Secondly, let's have a look at how the 14th Dalai Lama violated the precept of no lying. The Dalai Lama sent a telegram in 1951 after the signing of the agreement on the peaceful liberation of Tibet, in which he said that the agreement, signed on May 23, 1951,was based on friendship and thus won unanimous support from the local government of Tibet, Tibetan monks and the people. But on March 10, 1961, the 14th Dalai Lama said in a speech that the agreement was written fully in the will of the "Red Han" and was signed by his representative, who was put under house arrest. In 1953, the 14th Dalai Lama wrote an article, saying that Tibetans were one of the ethnic communities in China, which enjoyed long and rich history and Tibetan people enjoyed freedom and equality as all the other ethnic groups did in China after they returned to the great family of the motherland. But on March 10, 1960, he said in another speech that Tibet has been "a completely independent country" with its own political system and government ever since the Tibetan people created their own written language.

I find this interesting in so many ways.

Besides the blatant revisionist point-of-view, it's curious to me that something like this would appear so close to the Beijing Olympics. Rather than stirring up controversy, you'd think China might want to smooth things out a bit so as to put their best face forward.
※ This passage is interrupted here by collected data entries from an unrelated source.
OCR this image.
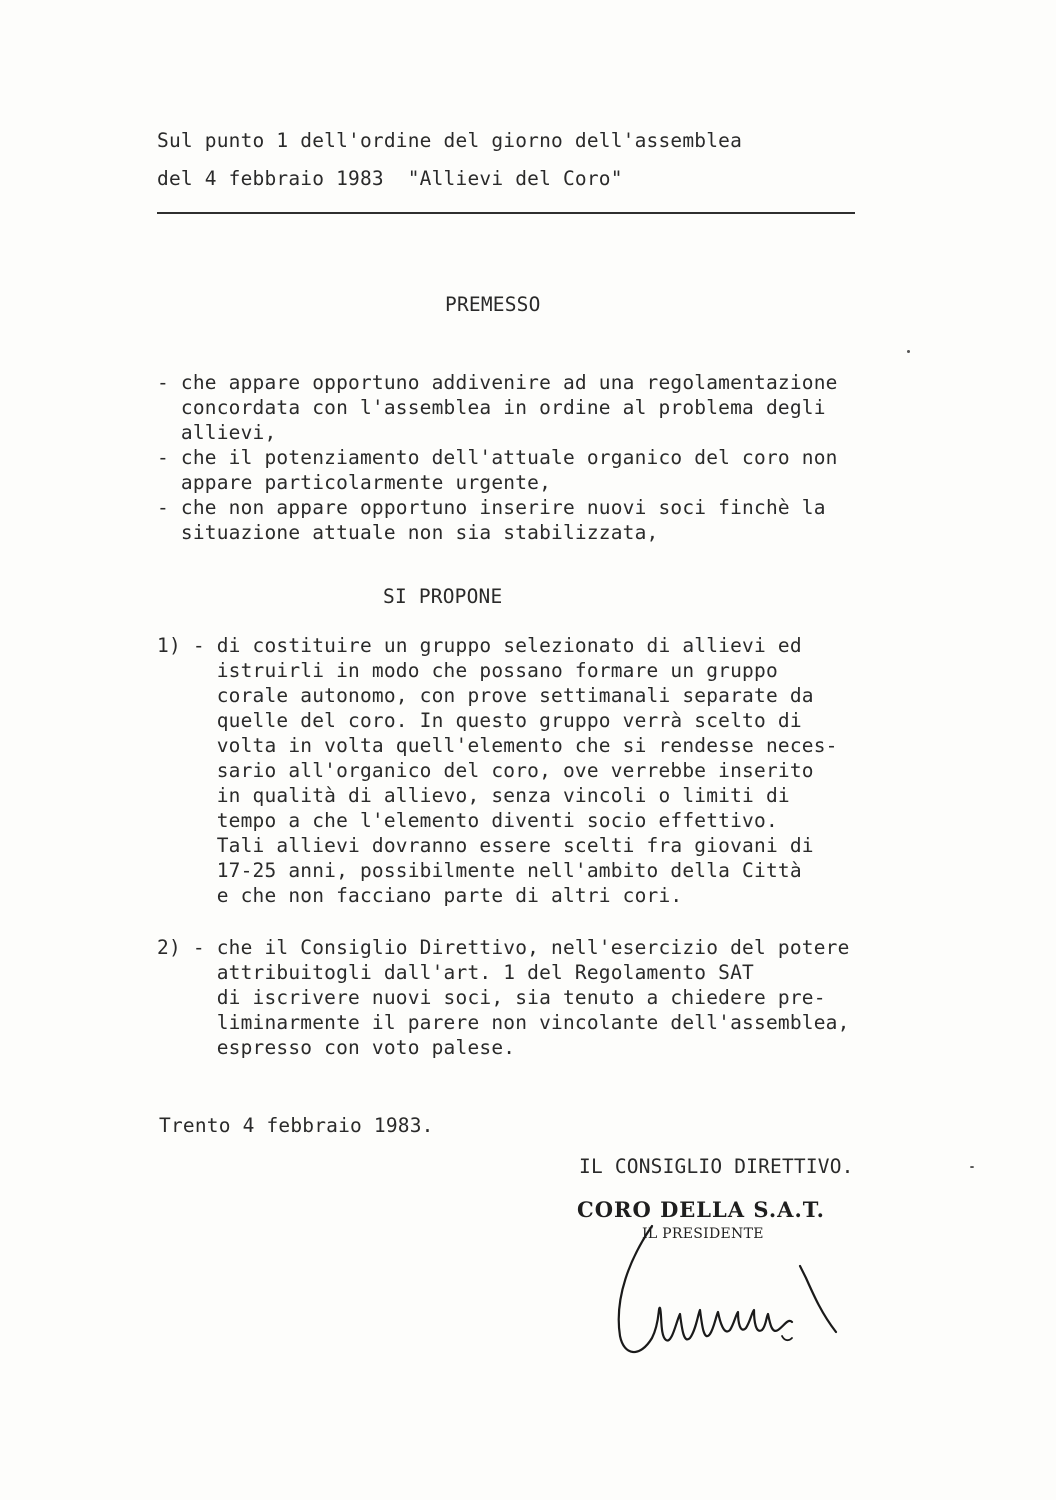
Sul punto 1 dell'ordine del giorno dell'assemblea
del 4 febbraio 1983  "Allievi del Coro"
PREMESSO
- che appare opportuno addivenire ad una regolamentazione
concordata con l'assemblea in ordine al problema degli
allievi,
- che il potenziamento dell'attuale organico del coro non
appare particolarmente urgente,
- che non appare opportuno inserire nuovi soci finchè la
situazione attuale non sia stabilizzata,
SI PROPONE
1) - di costituire un gruppo selezionato di allievi ed
istruirli in modo che possano formare un gruppo
corale autonomo, con prove settimanali separate da
quelle del coro. In questo gruppo verrà scelto di
volta in volta quell'elemento che si rendesse neces-
sario all'organico del coro, ove verrebbe inserito
in qualità di allievo, senza vincoli o limiti di
tempo a che l'elemento diventi socio effettivo.
Tali allievi dovranno essere scelti fra giovani di
17-25 anni, possibilmente nell'ambito della Città
e che non facciano parte di altri cori.
2) - che il Consiglio Direttivo, nell'esercizio del potere
attribuitogli dall'art. 1 del Regolamento SAT
di iscrivere nuovi soci, sia tenuto a chiedere pre-
liminarmente il parere non vincolante dell'assemblea,
espresso con voto palese.
Trento 4 febbraio 1983.
IL CONSIGLIO DIRETTIVO.
CORO DELLA S.A.T.
IL PRESIDENTE
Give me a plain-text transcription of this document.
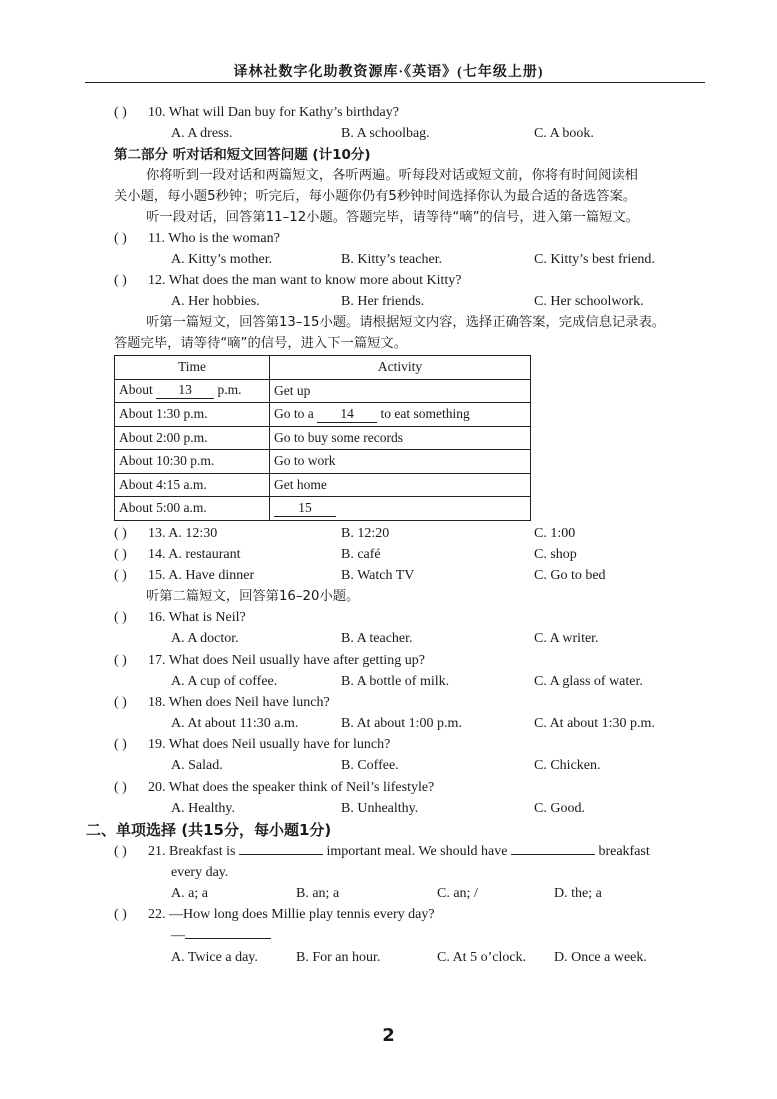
译林社数字化助教资源库·《英语》(七年级上册)
( ) 10. What will Dan buy for Kathy’s birthday?
A. A dress.	B. A schoolbag.	C. A book.
第二部分 听对话和短文回答问题 (计10分)
你将听到一段对话和两篇短文，各听两遍。听每段对话或短文前，你将有时间阅读相
关小题，每小题5秒钟；听完后，每小题你仍有5秒钟时间选择你认为最合适的备选答案。
听一段对话，回答第11–12小题。答题完毕，请等待“嘀”的信号，进入第一篇短文。
( ) 11. Who is the woman?
A. Kitty’s mother.	B. Kitty’s teacher.	C. Kitty’s best friend.
( ) 12. What does the man want to know more about Kitty?
A. Her hobbies.	B. Her friends.	C. Her schoolwork.
听第一篇短文，回答第13–15小题。请根据短文内容，选择正确答案，完成信息记录表。
答题完毕，请等待“嘀”的信号，进入下一篇短文。
Time	Activity
About 13 p.m.	Get up
About 1:30 p.m.	Go to a 14 to eat something
About 2:00 p.m.	Go to buy some records
About 10:30 p.m.	Go to work
About 4:15 a.m.	Get home
About 5:00 a.m.	15
( ) 13. A. 12:30	B. 12:20	C. 1:00
( ) 14. A. restaurant	B. café	C. shop
( ) 15. A. Have dinner	B. Watch TV	C. Go to bed
听第二篇短文，回答第16–20小题。
( ) 16. What is Neil?
A. A doctor.	B. A teacher.	C. A writer.
( ) 17. What does Neil usually have after getting up?
A. A cup of coffee.	B. A bottle of milk.	C. A glass of water.
( ) 18. When does Neil have lunch?
A. At about 11:30 a.m.	B. At about 1:00 p.m.	C. At about 1:30 p.m.
( ) 19. What does Neil usually have for lunch?
A. Salad.	B. Coffee.	C. Chicken.
( ) 20. What does the speaker think of Neil’s lifestyle?
A. Healthy.	B. Unhealthy.	C. Good.
二、单项选择 (共15分，每小题1分)
( ) 21. Breakfast is	important meal. We should have	breakfast
every day.
A. a; a	B. an; a	C. an; /	D. the; a
( ) 22. —How long does Millie play tennis every day?
—
A. Twice a day.	B. For an hour.	C. At 5 o’clock. D. Once a week.
2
Then there's the Buddhist-led unrest in Burma. As far as China seems to be concerned, all Buddhists follow the Dalai Lama, not just Tibetan Buddhists. It seems that by discrediting the Buddhist leader, they might hope to discredit Buddhism in general.

Mostly, though, I think this is aimed at the Tibetan people, or at least what is left of them. Here is a bit from the end of the article:

In August, he said in public that the "upcoming changes in 1995 or 1996" would benefit his group. As a matter of fact, Tibet did witness "great changes" in 1995. During that year, Tibetan people celebrated the 30th anniversary of the founding of the Tibet Autonomous Region, and most of the 62 key construction projects in Tibet financially supported by the whole nation were completed. Also in 1995, the divine reincarnation of Panchen Lama was successfully completed. The development of Tibet played a joke with the "magic power" of the 14th Dalai Lama, which, perhaps, is the judgment on Dalai Lama for his betrayal of the precept of no lying.'

Did the Tibetan people really celebrate thirty years of brutal Chinese rule? Did the Tibetan people really believe that the Chinese government's installation of a fake Panchen Lama -- after having imprisoned (or killed?) the real one -- was legitimate?

It's amusing, sort of, and also sad that China still believes it can convince Tibetans not to follow their spiritual leader.